No other educational setting can offer the spontaneity and freedom of communication found in schools for the deaf.  Schools for the deaf are unique and provide a community of genuine membership for many deaf children. Students in these schools develop emotional, social and cognitive abilities that are crucial to realizing human potential and identity.  They provide extracurricular activities, leadership opportunities, and mentoring by successful deaf and hard of hearing adult role and language models.  Students are part of a critical mass of age appropriate peers and common language users and experience authentic peer interaction. Schools for the deaf provide students with an inclusive, high quality education with high expectations, highly qualified teachers, and a rigorous general education curriculum.

Schools for the deaf also serve as statewide resource centers for all school districts to utilize when needed.  They offer a wealth of expertise on all aspects of educating deaf children.  Such centers provide valuable tools for information and referrals, technical assistance, professional development training, curriculum design, and media and materials exchange.  They are also primary resources on ASL.  Some schools for the deaf offer specialized services to support deaf students placed in their neighborhood schools.  All school districts are encouraged to tap into the expertise of the professionals at schools for the deaf.

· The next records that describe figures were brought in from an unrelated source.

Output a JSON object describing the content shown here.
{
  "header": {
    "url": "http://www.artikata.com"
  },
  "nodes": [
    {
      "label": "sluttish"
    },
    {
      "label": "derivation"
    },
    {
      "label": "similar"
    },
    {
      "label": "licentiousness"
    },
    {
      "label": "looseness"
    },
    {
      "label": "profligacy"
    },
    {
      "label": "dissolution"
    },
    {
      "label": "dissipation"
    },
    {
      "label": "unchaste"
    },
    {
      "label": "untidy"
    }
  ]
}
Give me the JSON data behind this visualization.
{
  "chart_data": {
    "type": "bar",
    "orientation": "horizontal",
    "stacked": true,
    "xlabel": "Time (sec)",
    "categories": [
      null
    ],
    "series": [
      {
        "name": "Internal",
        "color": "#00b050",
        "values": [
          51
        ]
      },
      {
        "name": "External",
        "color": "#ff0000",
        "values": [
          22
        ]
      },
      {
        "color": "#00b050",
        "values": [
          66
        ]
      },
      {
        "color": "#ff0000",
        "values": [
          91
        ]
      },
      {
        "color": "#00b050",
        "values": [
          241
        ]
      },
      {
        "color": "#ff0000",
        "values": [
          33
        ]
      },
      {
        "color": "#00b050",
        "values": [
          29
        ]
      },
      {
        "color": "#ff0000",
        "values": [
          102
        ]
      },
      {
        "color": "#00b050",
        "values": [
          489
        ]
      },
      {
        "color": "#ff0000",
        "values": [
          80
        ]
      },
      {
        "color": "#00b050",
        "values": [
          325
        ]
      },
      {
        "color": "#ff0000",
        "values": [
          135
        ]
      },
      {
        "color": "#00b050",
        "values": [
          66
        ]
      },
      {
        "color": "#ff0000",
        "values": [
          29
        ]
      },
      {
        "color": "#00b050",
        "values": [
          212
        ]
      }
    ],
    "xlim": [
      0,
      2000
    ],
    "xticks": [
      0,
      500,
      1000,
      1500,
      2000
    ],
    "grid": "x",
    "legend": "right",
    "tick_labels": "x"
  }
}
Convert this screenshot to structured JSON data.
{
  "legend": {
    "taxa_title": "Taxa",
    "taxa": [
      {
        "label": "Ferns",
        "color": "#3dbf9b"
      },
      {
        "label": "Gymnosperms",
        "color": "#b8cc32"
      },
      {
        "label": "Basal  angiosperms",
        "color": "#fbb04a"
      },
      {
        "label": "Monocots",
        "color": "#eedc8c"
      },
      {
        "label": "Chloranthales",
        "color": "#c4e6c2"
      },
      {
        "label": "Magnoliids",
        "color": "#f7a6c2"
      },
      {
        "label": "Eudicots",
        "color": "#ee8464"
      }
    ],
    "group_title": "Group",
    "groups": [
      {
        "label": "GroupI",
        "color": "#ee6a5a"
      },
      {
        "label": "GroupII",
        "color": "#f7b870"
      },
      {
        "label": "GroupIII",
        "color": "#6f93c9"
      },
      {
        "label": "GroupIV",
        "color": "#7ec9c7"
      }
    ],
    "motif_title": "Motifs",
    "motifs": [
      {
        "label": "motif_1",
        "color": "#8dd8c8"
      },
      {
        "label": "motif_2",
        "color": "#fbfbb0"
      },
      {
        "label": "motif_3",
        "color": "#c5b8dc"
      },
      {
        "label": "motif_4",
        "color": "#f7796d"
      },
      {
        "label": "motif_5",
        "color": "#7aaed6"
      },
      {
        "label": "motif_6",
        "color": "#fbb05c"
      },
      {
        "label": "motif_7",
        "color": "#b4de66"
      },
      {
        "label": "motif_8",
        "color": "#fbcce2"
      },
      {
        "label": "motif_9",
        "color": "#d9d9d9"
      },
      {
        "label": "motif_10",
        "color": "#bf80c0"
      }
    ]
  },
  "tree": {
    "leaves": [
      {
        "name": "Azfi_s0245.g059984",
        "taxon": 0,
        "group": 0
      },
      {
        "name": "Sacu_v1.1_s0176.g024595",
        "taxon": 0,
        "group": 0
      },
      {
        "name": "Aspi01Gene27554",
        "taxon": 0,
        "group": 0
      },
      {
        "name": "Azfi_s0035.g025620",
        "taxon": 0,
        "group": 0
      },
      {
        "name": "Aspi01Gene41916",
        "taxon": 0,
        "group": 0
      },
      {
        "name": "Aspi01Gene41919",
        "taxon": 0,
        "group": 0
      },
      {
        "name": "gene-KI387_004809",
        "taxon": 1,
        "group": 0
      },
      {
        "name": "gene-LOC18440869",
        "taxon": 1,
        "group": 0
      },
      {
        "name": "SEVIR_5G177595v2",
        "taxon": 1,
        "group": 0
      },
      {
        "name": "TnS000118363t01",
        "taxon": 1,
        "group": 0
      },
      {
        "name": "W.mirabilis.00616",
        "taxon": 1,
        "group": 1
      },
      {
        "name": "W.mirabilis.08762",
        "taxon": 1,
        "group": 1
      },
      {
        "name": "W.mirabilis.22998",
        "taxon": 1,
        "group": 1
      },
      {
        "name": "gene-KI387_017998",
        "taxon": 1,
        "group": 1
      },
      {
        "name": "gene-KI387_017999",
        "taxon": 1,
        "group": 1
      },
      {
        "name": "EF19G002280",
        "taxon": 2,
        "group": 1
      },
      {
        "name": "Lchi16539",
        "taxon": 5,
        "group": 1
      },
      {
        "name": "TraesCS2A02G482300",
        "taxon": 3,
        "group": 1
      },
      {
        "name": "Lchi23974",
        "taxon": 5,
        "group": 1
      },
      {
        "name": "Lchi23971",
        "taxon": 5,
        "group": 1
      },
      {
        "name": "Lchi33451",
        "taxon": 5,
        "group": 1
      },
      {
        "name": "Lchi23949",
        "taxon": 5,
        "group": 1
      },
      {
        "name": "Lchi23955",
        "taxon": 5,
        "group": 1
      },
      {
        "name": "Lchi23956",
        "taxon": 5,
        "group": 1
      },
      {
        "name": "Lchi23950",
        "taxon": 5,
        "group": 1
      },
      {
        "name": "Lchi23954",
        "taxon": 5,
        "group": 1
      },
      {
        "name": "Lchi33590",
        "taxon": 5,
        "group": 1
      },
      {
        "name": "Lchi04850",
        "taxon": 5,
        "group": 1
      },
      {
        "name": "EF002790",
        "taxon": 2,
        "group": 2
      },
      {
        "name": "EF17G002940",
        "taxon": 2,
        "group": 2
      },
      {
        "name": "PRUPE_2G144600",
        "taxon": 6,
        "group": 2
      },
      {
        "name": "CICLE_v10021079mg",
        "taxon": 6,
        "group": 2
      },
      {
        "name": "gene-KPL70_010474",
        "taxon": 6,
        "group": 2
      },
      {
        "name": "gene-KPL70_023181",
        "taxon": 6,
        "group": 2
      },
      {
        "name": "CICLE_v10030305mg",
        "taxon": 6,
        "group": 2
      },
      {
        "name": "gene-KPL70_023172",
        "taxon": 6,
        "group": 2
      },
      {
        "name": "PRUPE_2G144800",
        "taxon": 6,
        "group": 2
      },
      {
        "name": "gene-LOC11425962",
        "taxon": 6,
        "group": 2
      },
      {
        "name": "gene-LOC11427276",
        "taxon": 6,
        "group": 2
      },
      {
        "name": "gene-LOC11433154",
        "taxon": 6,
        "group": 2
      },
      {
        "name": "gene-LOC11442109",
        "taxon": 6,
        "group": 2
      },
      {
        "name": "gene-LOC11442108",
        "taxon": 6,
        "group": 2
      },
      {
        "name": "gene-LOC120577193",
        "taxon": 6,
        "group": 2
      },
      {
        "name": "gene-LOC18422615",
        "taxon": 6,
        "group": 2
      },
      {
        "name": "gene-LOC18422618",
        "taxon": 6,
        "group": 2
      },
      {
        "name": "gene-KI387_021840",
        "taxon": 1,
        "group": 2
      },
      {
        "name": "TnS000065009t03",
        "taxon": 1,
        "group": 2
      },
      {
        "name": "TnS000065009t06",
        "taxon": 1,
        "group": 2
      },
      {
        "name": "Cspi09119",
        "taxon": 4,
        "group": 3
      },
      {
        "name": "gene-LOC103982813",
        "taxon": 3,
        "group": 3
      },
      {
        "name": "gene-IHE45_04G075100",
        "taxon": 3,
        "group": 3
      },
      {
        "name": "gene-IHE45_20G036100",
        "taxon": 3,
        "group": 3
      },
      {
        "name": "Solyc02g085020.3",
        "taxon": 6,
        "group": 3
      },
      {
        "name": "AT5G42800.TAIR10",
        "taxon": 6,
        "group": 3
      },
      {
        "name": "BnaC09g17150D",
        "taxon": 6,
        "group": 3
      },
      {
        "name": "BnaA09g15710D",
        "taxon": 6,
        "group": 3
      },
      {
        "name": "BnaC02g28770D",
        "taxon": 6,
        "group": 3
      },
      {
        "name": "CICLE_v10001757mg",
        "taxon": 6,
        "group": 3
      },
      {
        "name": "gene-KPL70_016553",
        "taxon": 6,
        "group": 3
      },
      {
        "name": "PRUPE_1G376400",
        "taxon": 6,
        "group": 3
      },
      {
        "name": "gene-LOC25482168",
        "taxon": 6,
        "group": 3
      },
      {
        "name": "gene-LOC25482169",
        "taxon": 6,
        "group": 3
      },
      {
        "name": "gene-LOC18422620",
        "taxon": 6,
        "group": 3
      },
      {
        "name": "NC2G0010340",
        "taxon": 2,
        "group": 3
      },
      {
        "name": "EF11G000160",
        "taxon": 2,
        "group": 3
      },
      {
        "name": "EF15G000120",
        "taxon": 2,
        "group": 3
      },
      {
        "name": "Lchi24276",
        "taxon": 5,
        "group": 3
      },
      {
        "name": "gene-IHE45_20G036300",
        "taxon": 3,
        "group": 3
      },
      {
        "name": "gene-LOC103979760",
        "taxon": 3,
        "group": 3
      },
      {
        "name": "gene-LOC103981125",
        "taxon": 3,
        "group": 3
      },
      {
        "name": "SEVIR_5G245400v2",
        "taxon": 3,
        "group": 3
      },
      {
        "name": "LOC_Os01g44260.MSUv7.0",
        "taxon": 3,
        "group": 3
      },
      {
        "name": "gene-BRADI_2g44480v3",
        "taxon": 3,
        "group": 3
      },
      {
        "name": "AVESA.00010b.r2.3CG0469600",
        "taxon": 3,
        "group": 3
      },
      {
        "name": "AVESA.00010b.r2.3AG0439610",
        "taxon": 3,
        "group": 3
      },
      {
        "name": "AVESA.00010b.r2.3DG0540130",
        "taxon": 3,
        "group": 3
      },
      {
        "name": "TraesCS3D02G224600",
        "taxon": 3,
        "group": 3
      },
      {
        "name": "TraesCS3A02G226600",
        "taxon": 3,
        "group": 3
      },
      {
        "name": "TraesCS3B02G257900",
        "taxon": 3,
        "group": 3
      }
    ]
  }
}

Without deaf schools, educating deaf children becomes more costly both in the short term with limitations in human and other resources and in the long term with educational deficiencies.

The choice is clear: with schools for the deaf, society benefits with more productive and contributing deaf adults. Schools for the deaf have produced thousands of productive members of our society and are critical for the continued development of deaf community leadership in our nation.

Call to Action

State support of schools.  States must provide strong support to their school(s) for the deaf.  This includes providing adequate funding, facilities, referrals, and other resources to the schools, and support to university programs to provide a source of teachers and other trained personnel.

Language-driven placements.  Decisions about educational placements for deaf children should be guided by considerations of language.  That is, deaf children should be placed in an educational setting that supports their language and communication access and development.  The “least restrictive environment” for a deaf child is a “language rich environment” – and for many of these children it is a specialized setting, not necessarily the regular education environment.

Parent choice.  Parents must have a protected right to choose a school for the deaf for their child’s placement.  For this parental right to remain protected, states must ensure continued funding of schools for the deaf. States should ensure that parents and local school districts support the choice of a school for the deaf as a viable placement option.

Collaboration.  States should develop and facilitate collaborations between the school(s) for the deaf and the statewide communities of deaf people, parents, professionals and local school districts.  For the optimal benefit of deaf children, states should form some sort of committee or task force comprising of representation from these statewide communities. Through such groups, the entities can work together on issues that will improve education for deaf and hard of hearing children in the state.

Accountability.  Schools for the deaf must be included in state accountability systems in ways that are meaningful and support improvements in outcomes for deaf and hard of hearing students.  Schools for the deaf should follow and be accountable for the public education curriculum in their state or locality.

Personnel preparation.  States must have meaningful standards for personnel preparation, curriculum, and access by the students to all staff and programs.  Staff should be ASL fluent, culturally competent, and highly qualified in core academic subjects.

Transportation.  States should support safe and adequate transportation, including transportation for extracurricular activities, for children to schools for the deaf.   States should clarify which agency is responsible for providing transportation.  Without the means to attend the school, the child’s right to attend the school is compromised.